Many echoed the concerns expressed by Diane Abbott about coercion: ‘Robust safeguards for the sick and dying are vital to protect them from predatory relatives, to protect them from the state and, above all, to protect them from themselves. There will be those who say to themselves that they do not want to be a burden. …  Others will worry about assets they had hoped to leave for their grandchildren being eroded by the cost of care. There will even be a handful who will think they should not be taking up a hospital bed.’ And evidence of coercion is hard to find and trace: ‘Coercion in the family context can be about not what you say but what you do not say—the long, meaningful pause.’  

An analysis shared on X by law lecturer Philip Murray found an association between the level of deprivation in a constituency and how likely a Labour MP was to vote against the bill. He also shared figures showing that 2/3 of MPs from ethnic minorities voted against it. In other words, MPs from areas where people are vulnerable and at risk were more sensitive to the dangers of helping people to kill themselves.  

The second reading of the bill on Friday was a crucial moment for them to decide whether the bill would fix an injustice or whether it would itself cause harm.
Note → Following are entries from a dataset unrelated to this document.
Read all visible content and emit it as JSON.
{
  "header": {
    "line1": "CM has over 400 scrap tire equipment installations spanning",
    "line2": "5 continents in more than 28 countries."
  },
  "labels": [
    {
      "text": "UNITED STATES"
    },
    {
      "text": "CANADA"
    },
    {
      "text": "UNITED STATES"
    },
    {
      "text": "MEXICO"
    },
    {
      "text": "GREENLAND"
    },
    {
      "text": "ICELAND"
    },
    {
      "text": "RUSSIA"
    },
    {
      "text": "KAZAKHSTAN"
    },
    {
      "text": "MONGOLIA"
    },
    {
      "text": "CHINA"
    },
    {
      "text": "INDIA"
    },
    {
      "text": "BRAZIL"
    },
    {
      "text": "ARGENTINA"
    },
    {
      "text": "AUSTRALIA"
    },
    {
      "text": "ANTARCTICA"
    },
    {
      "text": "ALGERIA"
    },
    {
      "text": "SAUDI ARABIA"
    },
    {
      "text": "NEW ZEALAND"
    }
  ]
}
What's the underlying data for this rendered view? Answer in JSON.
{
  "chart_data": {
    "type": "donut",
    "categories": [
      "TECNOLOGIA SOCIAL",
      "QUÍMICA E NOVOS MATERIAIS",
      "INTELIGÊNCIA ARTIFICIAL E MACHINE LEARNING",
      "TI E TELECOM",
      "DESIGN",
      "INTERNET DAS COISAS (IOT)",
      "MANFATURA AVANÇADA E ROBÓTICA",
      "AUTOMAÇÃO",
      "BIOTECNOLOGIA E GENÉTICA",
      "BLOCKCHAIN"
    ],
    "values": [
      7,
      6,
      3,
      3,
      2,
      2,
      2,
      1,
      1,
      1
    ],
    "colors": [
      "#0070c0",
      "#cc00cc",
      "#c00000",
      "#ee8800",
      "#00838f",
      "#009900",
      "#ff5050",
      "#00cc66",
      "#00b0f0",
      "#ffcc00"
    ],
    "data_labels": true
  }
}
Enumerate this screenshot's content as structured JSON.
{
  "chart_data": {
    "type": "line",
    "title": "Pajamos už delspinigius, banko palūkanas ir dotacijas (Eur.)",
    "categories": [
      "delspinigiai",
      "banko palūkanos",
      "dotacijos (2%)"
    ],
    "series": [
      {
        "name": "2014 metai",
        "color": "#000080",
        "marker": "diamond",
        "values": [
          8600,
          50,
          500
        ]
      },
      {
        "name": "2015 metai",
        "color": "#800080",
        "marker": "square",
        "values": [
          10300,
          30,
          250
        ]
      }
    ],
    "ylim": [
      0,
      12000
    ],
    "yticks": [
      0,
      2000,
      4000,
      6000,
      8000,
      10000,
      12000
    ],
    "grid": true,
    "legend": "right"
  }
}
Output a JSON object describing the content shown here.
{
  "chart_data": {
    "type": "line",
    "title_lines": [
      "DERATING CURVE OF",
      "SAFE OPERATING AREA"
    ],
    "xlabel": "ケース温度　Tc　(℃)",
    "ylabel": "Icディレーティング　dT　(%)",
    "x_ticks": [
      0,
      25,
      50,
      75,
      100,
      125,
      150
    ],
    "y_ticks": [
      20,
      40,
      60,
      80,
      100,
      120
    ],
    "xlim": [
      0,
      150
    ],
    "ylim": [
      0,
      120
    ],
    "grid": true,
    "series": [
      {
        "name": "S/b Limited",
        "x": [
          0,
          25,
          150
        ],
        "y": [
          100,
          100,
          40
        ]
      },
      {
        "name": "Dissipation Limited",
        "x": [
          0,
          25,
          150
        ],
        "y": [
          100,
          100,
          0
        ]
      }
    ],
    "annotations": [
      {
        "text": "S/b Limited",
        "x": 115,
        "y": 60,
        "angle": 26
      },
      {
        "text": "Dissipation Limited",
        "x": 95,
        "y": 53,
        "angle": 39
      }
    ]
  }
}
But it seems that many MPs did not appreciate what the debate was about or what they had gathered to do. Layla Moran MP said: ‘The media are asking all of us, “Are you for or against the Bill?”, but I urge hon. Members to think about the question differently. The question I will be answering today is, “Do I want to keep talking about the issues in the Bill?”’ But James Cleverly MP intervened: “she is misrepresenting what we are doing at this point. We are speaking about the specifics of this Bill: this is not a general debate or a theoretical discussion, but about the specifics of the Bill.” He was right to be impatient. Unlike the Oxford Union, the vote has consequences. Parliamentarians are not there merely to debate. As the term ‘High Court of Parliament’ suggests, when MPs (either on their own initiative or as a government) propose bills, what they are often doing is conveying a plea to redress some grievance, and their debates are to decide whether to respond by making laws to grant justice to the wronged.  

The second reading of the bill on Friday was a crucial moment for them to decide whether the bill would fix an injustice or whether it would itself cause harm, because the scrutiny that the bill will undergo in the following stages is not likely to be as rigorous as with government bills. As a Private Member’s Bill, the assisted dying proposal is free to be scrutinised by a committee selected by the MP who has proposed the bill, i.e. Kim Leadbeater. When the bill reaches the stage for a final vote in the Commons at the third reading, no further amendments can be made and the time for debate is likely to be short.   

It is rare but bills are sometimes defeated at the third reading. With eighteen abstentions on Friday and at least thirty-six MPs claiming they might change their minds later, there is still hope.  

Each sitting of the Commons begins every day with a prayer by the Speaker’s Chaplain, who prays that MPs ‘may they never lead the nation wrongly through love of power, desire to please, or unworthy ideals but laying aside all private interests and prejudices, keep in mind their responsibility to seek to improve the condition of all mankind.’  

We can only hope and pray that at their next opportunity, MP will consider this bill in light of their responsibilities as the country’s High Court, charged with protecting the most vulnerable in society from harm.